Joanne Barker

Overview 

Joanne Barker was the center of a controversy after using university money to fund a trip that met with known terrorists.  


Barker is a professor of American Indian Studies at San Francisco State University (SFSU). 

Using University Funds to Meet with Terrorists

On January 12, 2014, Barker participated in a delegation trip to Israel led by Professor Rabab Abdulhadi, which was funded in part by SFSU.  

Several members of the delegation, including Barker, were stopped by Israeli security forces for apparent security concerns regarding their affiliations, specifically with the BDS movement.  

During their trip, Barker and Abdulhadi met with members of terrorist organizations such as Hamas and the Popular Front for the Liberation of Palestine (PFLP).  

These meetings sparked significant controversy, as the professors had used $7,000 university and taxpayer dollars to fund their trip.  

According to a Middle East Forum report, Professor Rabab Abdulhadi has — since at least January 2014 —  sought to cultivate alliances between SFSU and two Hamas-dominated Palestinian universities.

One of the terrorists the delegation met with was PFLP militant, Leila Khaled.  

Following the trip, Barker reflected on the meeting on her blog and wrote that “Khaled defined solidarity as a strategy of connecting struggles of the people in the U.S. against U.S. imperialism and colonialism to the struggles of Palestinians against Israel. This point has stayed with me every day on and since the delegation, as I have listened and thought about the historical connections of Native peoples in the U.S. to the indigenous people of Palestine.” 

Leila Khaled is a leading member of the Popular Front for the Liberation of Palestine (PFLP) and participated in the hijacking of TWA Flight 840 in 1969 and El Al Flight 219 in 1970. As of 2017, Khaled was a member of PFLP's Political Bureau. Khaled has said that the second intifada failed because it was not violent enough, advocated [00:36:07] for the use of children in terror activities and compared Zionists to Nazis.  

The PFLP claimed “credit” for the 2001 assassination of the Israeli tourism minister and the 2014 Har Nof Massacre — where six people were murdered during morning prayers in a Jerusalem synagogue.  

SFSU spokeswoman, Ellen Griffin responded to the allegations stating, "Universities respect and encourage academic freedom and do not censor their scholars or condone censorship by others, faculty can and do communicate with others relevant to their research, communicating by various methods that can involve travel."  

Griffin went on to state that “"Any allegations that a member of the university community misused state funds will be investigated.”  

As of June 2017, no developments in any such investigation have been made.  

Following the controversy, Barker signed her name to a petition, published by the BDS movement on November 1, 2016, in defense of Abdulhadi. 

Support for BDS 

In December of 2012, Native American poet Joy Harjo rejected demands from the BDS movement to cancel her upcoming performance in Israel.  
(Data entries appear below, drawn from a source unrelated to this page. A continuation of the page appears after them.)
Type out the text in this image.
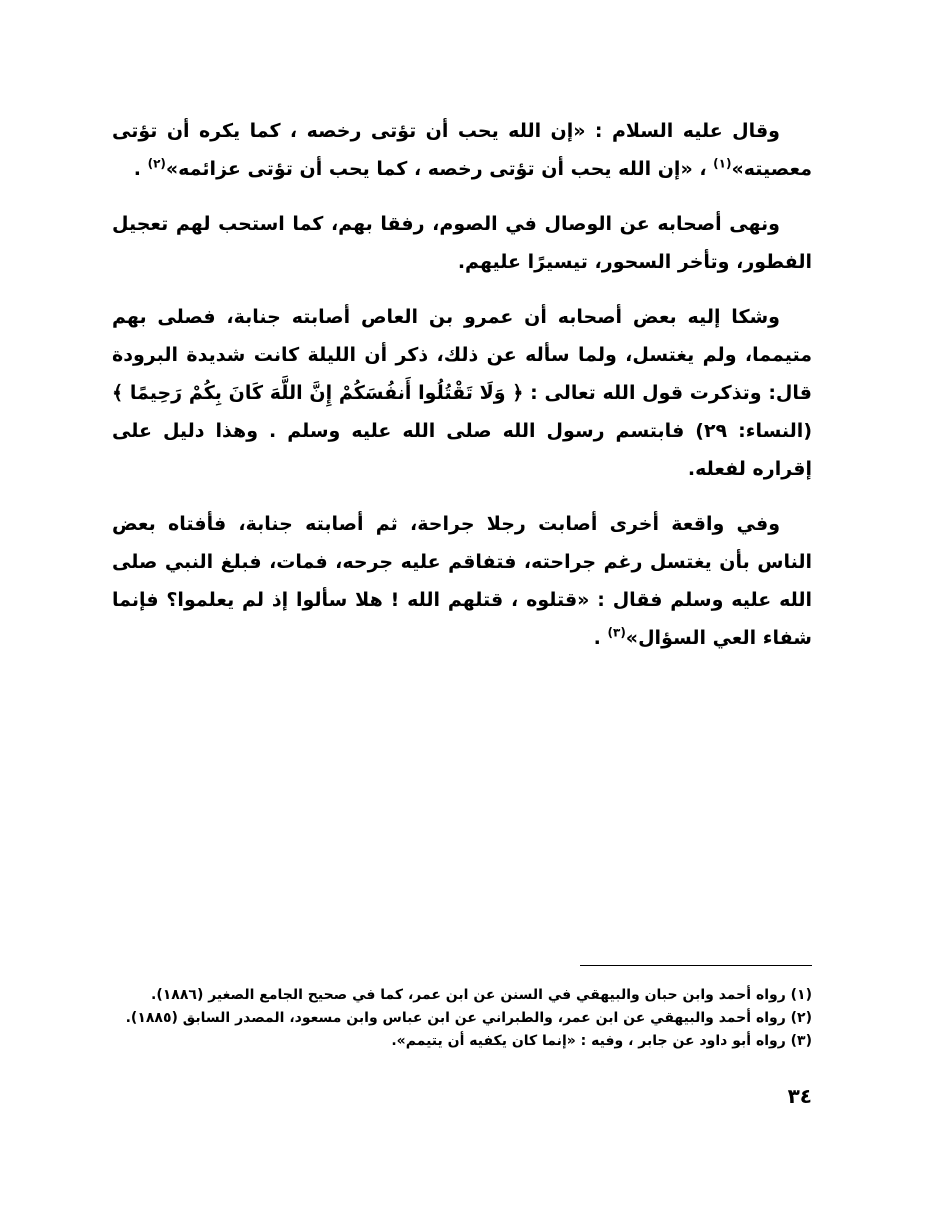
وقال عليه السلام : «إن الله يحب أن تؤتى رخصه ، كما يكره أن تؤتى معصيته»$^{(١)}$ ، «إن الله يحب أن تؤتى رخصه ، كما يحب أن تؤتى عزائمه»$^{(٢)}$ .

ونهى أصحابه عن الوصال في الصوم، رفقا بهم، كما استحب لهم تعجيل الفطور، وتأخر السحور، تيسيرًا عليهم.

وشكا إليه بعض أصحابه أن عمرو بن العاص أصابته جنابة، فصلى بهم متيمما، ولم يغتسل، ولما سأله عن ذلك، ذكر أن الليلة كانت شديدة البرودة قال: وتذكرت قول الله تعالى : ﴿ وَلَا تَقْتُلُوا أَنفُسَكُمْ إِنَّ اللَّهَ كَانَ بِكُمْ رَحِيمًا ﴾ (النساء: ٢٩) فابتسم رسول الله صلى الله عليه وسلم . وهذا دليل على إقراره لفعله.

وفي واقعة أخرى أصابت رجلا جراحة، ثم أصابته جنابة، فأفتاه بعض الناس بأن يغتسل رغم جراحته، فتفاقم عليه جرحه، فمات، فبلغ النبي صلى الله عليه وسلم فقال : «قتلوه ، قتلهم الله ! هلا سألوا إذ لم يعلموا؟ فإنما شفاء العي السؤال»$^{(٣)}$ .

(١) رواه أحمد وابن حبان والبيهقي في السنن عن ابن عمر، كما في صحيح الجامع الصغير (١٨٨٦).

(٢) رواه أحمد والبيهقي عن ابن عمر، والطبراني عن ابن عباس وابن مسعود، المصدر السابق (١٨٨٥).

(٣) رواه أبو داود عن جابر ، وفيه : «إنما كان يكفيه أن يتيمم».

٣٤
In response to Harjo’s decision, Barker wrote a scathing criticism on her blog.  

After condemning Harjo’s performance, Barker went on to state that “I want Native governments to divest themselves from Israel as well (most immediately the Chickasaw and Navajo governments, who support Israeli products and send delegates to the Israeli government).”

BDS

The Boycott, Divestment, Sanctions (BDS) movement was founded by Omar Barghouti in 2005 to challenge “international support for Israeli apartheid and settler-colonialism.” BDS is an allegedly “Palestinian-led movement,” although leading BDS activists have admitted [00:01:01] this is not true. 

One of the demands of BDS includes [point 3] what is generally known as the “right of return,” a demand discredited as a way to eliminate Israel. Barghouti said the “right of return” is a means to “end Israel’s existence as a Jewish state.”  

Barghouti has said that BDS “aims to turn Israel into a pariah state, as South Africa once was.”

In his activism, Barghouti has also said [00:05:55] regarding Israel: “Definitely, most definitely, we oppose a Jewish state in any part of Palestine. No…rational Palestinian, not a sellout Palestinian, will ever accept a Jewish state in Palestine.”

The movement has been linked to numerous terrorist organizations and received a public endorsement from Hamas in 2017.

BDS initiatives include calling on institutions and individuals to divest from Israeli-affiliated companies, promoting academic and cultural boycotts of Israel, and organizing anti-Israel rallies, protests and campaigns.

The movement’s most notable achievement has been the infiltration of university campuses through lobbying for “BDS resolutions.” In these cases, student governments and student groups, backed by their own anti-Israel members and affiliates, have proposed resolutions on some form of boycott of, or divestment from, Israel and Israeli-affiliated entities.

Boycott resolutions, although non-binding, have been passed by student governments on numerous North American campuses.


BDS activity is often aggressive and disruptive. It has been noted that universities that pass BDS resolutions see a marked increase in anti-Semitic incidents on campus. On one campus, when the student government debated a BDS resolution, reports emerged of violent threats against those opposing it.